BUFFALO, N.Y. — One class of drugs that has shown promise in treating diseases ranging from lung cancer to COVID-19 are targeted covalent inhibitors (TCIs). These small molecule drugs form covalent bonds with their target proteins, allowing them to bind and inhibit activity with exceptional potency.
A major metric for TCIs is an inactivation efficiency rate that measures how quickly they bind to a target and inactivate it.
However, a faster rate will only get you so far, according to a new University at Buffalo study.
Researchers found that an increased inactivation efficiency rate was linked to greater drug potency, but only to a certain point. Eventually, as the TCIs worked faster, their potency plateaued, and the binding time was no longer a good indicator of whether they were a promising drug candidate.
Published Aug. 13 in the American Chemical Society's Journal of Medicinal Chemistry , the team's proposed TCI design process emphasizes balancing — rather than simply maximizing — a compound's inactivation efficiency rate among a set of other parameters.
"This is a potential pitfall that really has not been discussed and is not as obvious as you might think it would be," says the study's lead author, David Heppner, PhD, Jere Solo Assistant Professor of Medicinal Chemistry in the UB College of Arts and Sciences. "If you simply followed the inactivation efficiency rate, you could end up selecting the wrong compound. We want to give drug developers an additional check on how to figure out the best compound before they get too far down the road."
The study is part of the team's ongoing work, supported by the National Institutes of Health, to streamline the costly and time-consuming drug discovery process.
"Drug discovery is hard. Making good decisions early on is really important," Heppner says. "Sometimes that requires going back to the drawing board, as we did in this study, to generate an effective workflow."
Speed must be balanced with selectivity
Conventional wisdom is that drugs have to be made from molecules that are very sticky when they bind their target. This increases the odds that enough molecules will bind to enough targets within a cell to be effective.
TCIs upend this. They don't have to be made from inherently sticky molecules because the covalent bond between itself and its target does the heavy lifting.
This bond is the result of a chemical reaction between specific residues of the target protein and a reactive chemical group attached to the TCI's scaffolding, known as a "warhead."
"The warhead allows you to make a TCI out of a molecule that has a weak binding profile," says the study's first author, Tahereh Damghani, a postdoctoral researcher in Heppner's lab. "You can essentially develop a new drug that otherwise would be ineffective."
Heppner's team took 14 advanced molecules and tested their ability as TCIs on the epidermal growth factor receptor (EGFR), a protein that helps cells grow and where a mutation can make cells grow too much and cause cancer. TCIs have already shown to be effective at binding to and inhibiting mutated EGFRs, making it a good testing ground.
"We observed that as TCIs got faster, their cellular effects became better, which makes sense," Heppner says. "But once they reached a certain speed, we stopped seeing that correlate to better cellular effects. This is a big problem because if you have a lot of very fast TCIs all with roughly the same potency, you don't know which ones to prioritize for new drugs."

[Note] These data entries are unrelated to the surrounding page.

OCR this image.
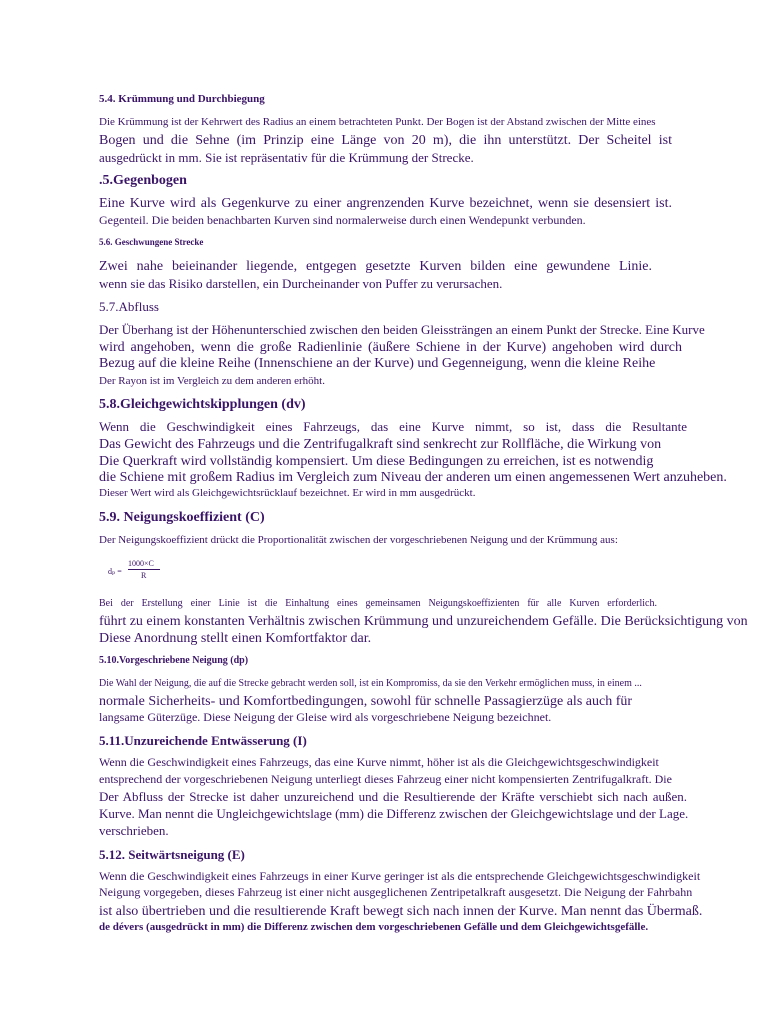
5.4. Krümmung und Durchbiegung
Die Krümmung ist der Kehrwert des Radius an einem betrachteten Punkt. Der Bogen ist der Abstand zwischen der Mitte eines
Bogen und die Sehne (im Prinzip eine Länge von 20 m), die ihn unterstützt. Der Scheitel ist
ausgedrückt in mm. Sie ist repräsentativ für die Krümmung der Strecke.
.5.Gegenbogen
Eine Kurve wird als Gegenkurve zu einer angrenzenden Kurve bezeichnet, wenn sie desensiert ist.
Gegenteil. Die beiden benachbarten Kurven sind normalerweise durch einen Wendepunkt verbunden.
5.6. Geschwungene Strecke
Zwei nahe beieinander liegende, entgegen gesetzte Kurven bilden eine gewundene Linie.
wenn sie das Risiko darstellen, ein Durcheinander von Puffer zu verursachen.
5.7.Abfluss
Der Überhang ist der Höhenunterschied zwischen den beiden Gleissträngen an einem Punkt der Strecke. Eine Kurve
wird angehoben, wenn die große Radienlinie (äußere Schiene in der Kurve) angehoben wird durch
Bezug auf die kleine Reihe (Innenschiene an der Kurve) und Gegenneigung, wenn die kleine Reihe
Der Rayon ist im Vergleich zu dem anderen erhöht.
5.8.Gleichgewichtskipplungen (dv)
Wenn die Geschwindigkeit eines Fahrzeugs, das eine Kurve nimmt, so ist, dass die Resultante
Das Gewicht des Fahrzeugs und die Zentrifugalkraft sind senkrecht zur Rollfläche, die Wirkung von
Die Querkraft wird vollständig kompensiert. Um diese Bedingungen zu erreichen, ist es notwendig
die Schiene mit großem Radius im Vergleich zum Niveau der anderen um einen angemessenen Wert anzuheben.
Dieser Wert wird als Gleichgewichtsrücklauf bezeichnet. Er wird in mm ausgedrückt.
5.9. Neigungskoeffizient (C)
Der Neigungskoeffizient drückt die Proportionalität zwischen der vorgeschriebenen Neigung und der Krümmung aus:
dₚ =
1000×C
R
Bei der Erstellung einer Linie ist die Einhaltung eines gemeinsamen Neigungskoeffizienten für alle Kurven erforderlich.
führt zu einem konstanten Verhältnis zwischen Krümmung und unzureichendem Gefälle. Die Berücksichtigung von
Diese Anordnung stellt einen Komfortfaktor dar.
5.10.Vorgeschriebene Neigung (dp)
Die Wahl der Neigung, die auf die Strecke gebracht werden soll, ist ein Kompromiss, da sie den Verkehr ermöglichen muss, in einem ...
normale Sicherheits- und Komfortbedingungen, sowohl für schnelle Passagierzüge als auch für
langsame Güterzüge. Diese Neigung der Gleise wird als vorgeschriebene Neigung bezeichnet.
5.11.Unzureichende Entwässerung (I)
Wenn die Geschwindigkeit eines Fahrzeugs, das eine Kurve nimmt, höher ist als die Gleichgewichtsgeschwindigkeit
entsprechend der vorgeschriebenen Neigung unterliegt dieses Fahrzeug einer nicht kompensierten Zentrifugalkraft. Die
Der Abfluss der Strecke ist daher unzureichend und die Resultierende der Kräfte verschiebt sich nach außen.
Kurve. Man nennt die Ungleichgewichtslage (mm) die Differenz zwischen der Gleichgewichtslage und der Lage.
verschrieben.
5.12. Seitwärtsneigung (E)
Wenn die Geschwindigkeit eines Fahrzeugs in einer Kurve geringer ist als die entsprechende Gleichgewichtsgeschwindigkeit
Neigung vorgegeben, dieses Fahrzeug ist einer nicht ausgeglichenen Zentripetalkraft ausgesetzt. Die Neigung der Fahrbahn
ist also übertrieben und die resultierende Kraft bewegt sich nach innen der Kurve. Man nennt das Übermaß.
de dévers (ausgedrückt in mm) die Differenz zwischen dem vorgeschriebenen Gefälle und dem Gleichgewichtsgefälle.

They even included a problematic metabolite of a clinically approved molecule among the 14 molecules. Relying on the inactivation efficiency rate alone couldn't identify it from the pack.
Thus, they propose a two-step design process that first emphasizes increasing the inactivation efficiency rate but then considers a broader set of parameters, such as target selectivity; this measures how well a drug binds to its intended target as opposed to unintended targets.
"We mention selectivity because we directly measured that, but it could be one of many different parameters," Heppner says. "The crucial thing is understanding that inactivation efficiency rates eventually stop providing valuable information and you have to figure out an additional way to differentiate promising from unpromising compounds."
Other authors include PhD students Omobolanle Abiodun, Surbhi Chitnis and Kishan Patel and undergraduate students Abigail Lantry, Kaly Lin and Emily Ouellette.